The experts seem to be satisfied with the image quality in good light at ISO levels under 800. The consensus from the reviewers at CNet, PhotoReview, and others is that this camera photographs well for low ISO levels. However, above ISO 800 , the experts feel the tiny image sensor (1/2.3 inch) compromises the image quality. CNet felt the intricate details were lost due to high levels of noise. The T3 Gadget website and PhotoReview seemed to echo CNet's findings.
The experts aren't exactly chuffed with the video quality either. While the HS 10 promised HD resolution recording, the video quality was "pretty ordinary" according to PhotoReview, while The Washington Post felt the video was "weak" in colour. PhotoReview, however, liked the existence of a High-Speed movie mode that allowed for a viewing of the video in slow-motion.
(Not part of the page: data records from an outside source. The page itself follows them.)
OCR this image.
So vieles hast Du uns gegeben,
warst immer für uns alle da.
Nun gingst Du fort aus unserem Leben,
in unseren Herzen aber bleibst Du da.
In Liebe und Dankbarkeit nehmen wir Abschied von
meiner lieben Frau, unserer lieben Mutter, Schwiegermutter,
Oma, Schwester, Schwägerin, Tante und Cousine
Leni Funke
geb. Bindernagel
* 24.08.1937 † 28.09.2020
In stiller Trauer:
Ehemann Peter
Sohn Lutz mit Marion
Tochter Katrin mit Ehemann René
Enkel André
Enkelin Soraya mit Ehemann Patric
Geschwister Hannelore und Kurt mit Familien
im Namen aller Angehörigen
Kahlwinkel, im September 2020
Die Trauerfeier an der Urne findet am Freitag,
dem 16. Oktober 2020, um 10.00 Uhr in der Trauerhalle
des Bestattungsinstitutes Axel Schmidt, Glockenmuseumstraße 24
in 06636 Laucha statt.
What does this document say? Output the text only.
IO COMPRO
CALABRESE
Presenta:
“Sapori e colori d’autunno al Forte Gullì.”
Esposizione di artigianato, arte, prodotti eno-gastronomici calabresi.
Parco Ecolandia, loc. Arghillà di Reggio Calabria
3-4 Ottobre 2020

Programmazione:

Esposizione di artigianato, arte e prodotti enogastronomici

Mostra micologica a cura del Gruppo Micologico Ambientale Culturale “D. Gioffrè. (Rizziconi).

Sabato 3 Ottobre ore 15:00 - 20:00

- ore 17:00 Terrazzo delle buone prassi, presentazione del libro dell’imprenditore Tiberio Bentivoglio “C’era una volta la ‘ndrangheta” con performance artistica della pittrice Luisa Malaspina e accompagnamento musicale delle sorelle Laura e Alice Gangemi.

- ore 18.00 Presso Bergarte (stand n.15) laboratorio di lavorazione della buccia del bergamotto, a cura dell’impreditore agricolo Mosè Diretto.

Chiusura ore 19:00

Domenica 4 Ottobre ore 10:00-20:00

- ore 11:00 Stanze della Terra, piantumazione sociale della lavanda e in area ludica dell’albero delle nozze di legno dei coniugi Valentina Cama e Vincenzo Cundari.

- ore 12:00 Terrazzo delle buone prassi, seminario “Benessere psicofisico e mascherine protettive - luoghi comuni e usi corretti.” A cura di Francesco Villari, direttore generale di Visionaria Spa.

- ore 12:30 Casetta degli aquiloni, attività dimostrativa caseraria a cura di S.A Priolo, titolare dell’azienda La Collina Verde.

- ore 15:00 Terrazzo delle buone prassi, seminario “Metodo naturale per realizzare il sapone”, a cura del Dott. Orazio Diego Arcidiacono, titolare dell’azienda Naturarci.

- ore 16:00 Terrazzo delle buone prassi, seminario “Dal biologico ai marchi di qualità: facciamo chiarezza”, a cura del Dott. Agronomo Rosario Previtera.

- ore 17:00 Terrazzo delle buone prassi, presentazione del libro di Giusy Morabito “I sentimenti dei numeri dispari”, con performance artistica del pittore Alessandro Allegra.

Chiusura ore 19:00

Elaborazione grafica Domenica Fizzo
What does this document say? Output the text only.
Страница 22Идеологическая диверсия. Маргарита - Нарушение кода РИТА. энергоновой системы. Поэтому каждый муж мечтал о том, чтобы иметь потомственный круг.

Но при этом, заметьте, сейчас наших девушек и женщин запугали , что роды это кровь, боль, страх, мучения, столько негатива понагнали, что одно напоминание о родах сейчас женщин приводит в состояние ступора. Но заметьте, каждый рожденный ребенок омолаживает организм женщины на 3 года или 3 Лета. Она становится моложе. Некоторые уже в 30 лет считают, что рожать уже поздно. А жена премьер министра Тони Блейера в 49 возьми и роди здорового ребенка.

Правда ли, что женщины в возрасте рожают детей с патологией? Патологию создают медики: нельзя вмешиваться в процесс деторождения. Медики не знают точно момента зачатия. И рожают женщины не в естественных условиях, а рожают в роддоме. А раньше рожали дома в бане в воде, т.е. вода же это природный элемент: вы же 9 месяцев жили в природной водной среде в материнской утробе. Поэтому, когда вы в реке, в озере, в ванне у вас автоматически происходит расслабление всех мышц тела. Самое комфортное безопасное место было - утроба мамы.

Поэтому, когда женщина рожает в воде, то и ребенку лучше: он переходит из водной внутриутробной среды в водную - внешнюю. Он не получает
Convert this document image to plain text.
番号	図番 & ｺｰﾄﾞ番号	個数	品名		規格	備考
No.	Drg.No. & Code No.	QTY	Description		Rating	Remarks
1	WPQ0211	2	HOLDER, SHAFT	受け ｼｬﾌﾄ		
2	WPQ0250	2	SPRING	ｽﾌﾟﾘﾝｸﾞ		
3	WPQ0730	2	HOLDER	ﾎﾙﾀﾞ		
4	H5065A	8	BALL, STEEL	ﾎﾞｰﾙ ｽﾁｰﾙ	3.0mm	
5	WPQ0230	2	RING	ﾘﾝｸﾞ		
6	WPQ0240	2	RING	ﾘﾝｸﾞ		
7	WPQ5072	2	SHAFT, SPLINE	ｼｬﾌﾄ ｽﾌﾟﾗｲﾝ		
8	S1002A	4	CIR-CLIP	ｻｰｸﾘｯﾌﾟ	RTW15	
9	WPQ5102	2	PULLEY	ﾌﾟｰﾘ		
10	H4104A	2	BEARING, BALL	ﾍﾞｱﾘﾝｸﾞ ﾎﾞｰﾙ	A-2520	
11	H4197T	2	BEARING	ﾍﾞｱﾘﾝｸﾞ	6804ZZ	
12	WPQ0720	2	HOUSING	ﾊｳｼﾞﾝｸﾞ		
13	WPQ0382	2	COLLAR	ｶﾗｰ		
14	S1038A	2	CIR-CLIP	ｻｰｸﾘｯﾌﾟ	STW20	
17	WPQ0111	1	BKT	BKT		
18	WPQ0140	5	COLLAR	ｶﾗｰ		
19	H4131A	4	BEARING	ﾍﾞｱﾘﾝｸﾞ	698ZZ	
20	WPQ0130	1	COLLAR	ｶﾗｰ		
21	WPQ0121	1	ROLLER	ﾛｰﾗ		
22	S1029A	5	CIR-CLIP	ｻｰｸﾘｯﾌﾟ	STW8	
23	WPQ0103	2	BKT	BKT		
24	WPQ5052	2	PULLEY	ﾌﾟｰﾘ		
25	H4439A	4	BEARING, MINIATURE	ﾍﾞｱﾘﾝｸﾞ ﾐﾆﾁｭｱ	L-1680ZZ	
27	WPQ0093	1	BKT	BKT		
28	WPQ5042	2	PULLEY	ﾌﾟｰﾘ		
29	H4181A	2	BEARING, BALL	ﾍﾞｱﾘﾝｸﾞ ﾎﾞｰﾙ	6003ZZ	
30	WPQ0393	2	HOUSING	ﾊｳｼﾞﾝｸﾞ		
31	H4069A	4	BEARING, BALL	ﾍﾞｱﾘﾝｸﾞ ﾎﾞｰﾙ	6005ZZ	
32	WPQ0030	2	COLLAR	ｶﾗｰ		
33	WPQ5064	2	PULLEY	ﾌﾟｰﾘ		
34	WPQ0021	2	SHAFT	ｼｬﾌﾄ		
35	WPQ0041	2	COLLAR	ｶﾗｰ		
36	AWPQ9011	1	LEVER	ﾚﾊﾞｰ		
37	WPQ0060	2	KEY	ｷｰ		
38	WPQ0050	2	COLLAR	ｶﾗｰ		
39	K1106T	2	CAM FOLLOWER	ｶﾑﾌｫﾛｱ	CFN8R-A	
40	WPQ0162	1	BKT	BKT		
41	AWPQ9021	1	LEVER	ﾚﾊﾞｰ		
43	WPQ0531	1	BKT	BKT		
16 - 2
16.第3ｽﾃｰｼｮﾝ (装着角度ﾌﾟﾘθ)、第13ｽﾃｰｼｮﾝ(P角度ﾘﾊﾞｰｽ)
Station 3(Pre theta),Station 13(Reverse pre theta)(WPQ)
The HS 10 is pretty efficient for a camera that uses 4 AA batteries, according to Steve's Digicams. There isn't much of a hulla-baloo regarding battery-life, so the battery seems to work adequately. This would indicate that the battery life and functioning aren't cause for any concern.
While the camera delivers big-time on the lens, it seems to leave the photographers yearning for more image quality at higher ISO levels. Fuji promised "legendary" image quality seems to be fulfilled at low ISO levels only.
The HD video quality also leaves a lot to be desired.
To summarize, the FinePix HS 10 works as a 'bridge camera' providing a wonderful lens, good design and satisfactory but not excellent image and video quality.
The Finepix HS10 is one of the more affordable ultra-zooms in the market and is a good bridge option for the point-and-shoot photographer to use before stepping onto the DSLR world.
In the market, the HS10 has some rather fierce competition from the older Fuji Finepix S200EXR and the Finepix S100FS - both of which are pretty accomplished ultra-zooms with mechanical image stabilization's and the slightly expensive but highly rated Panasonic Lumix DMC-FZ100.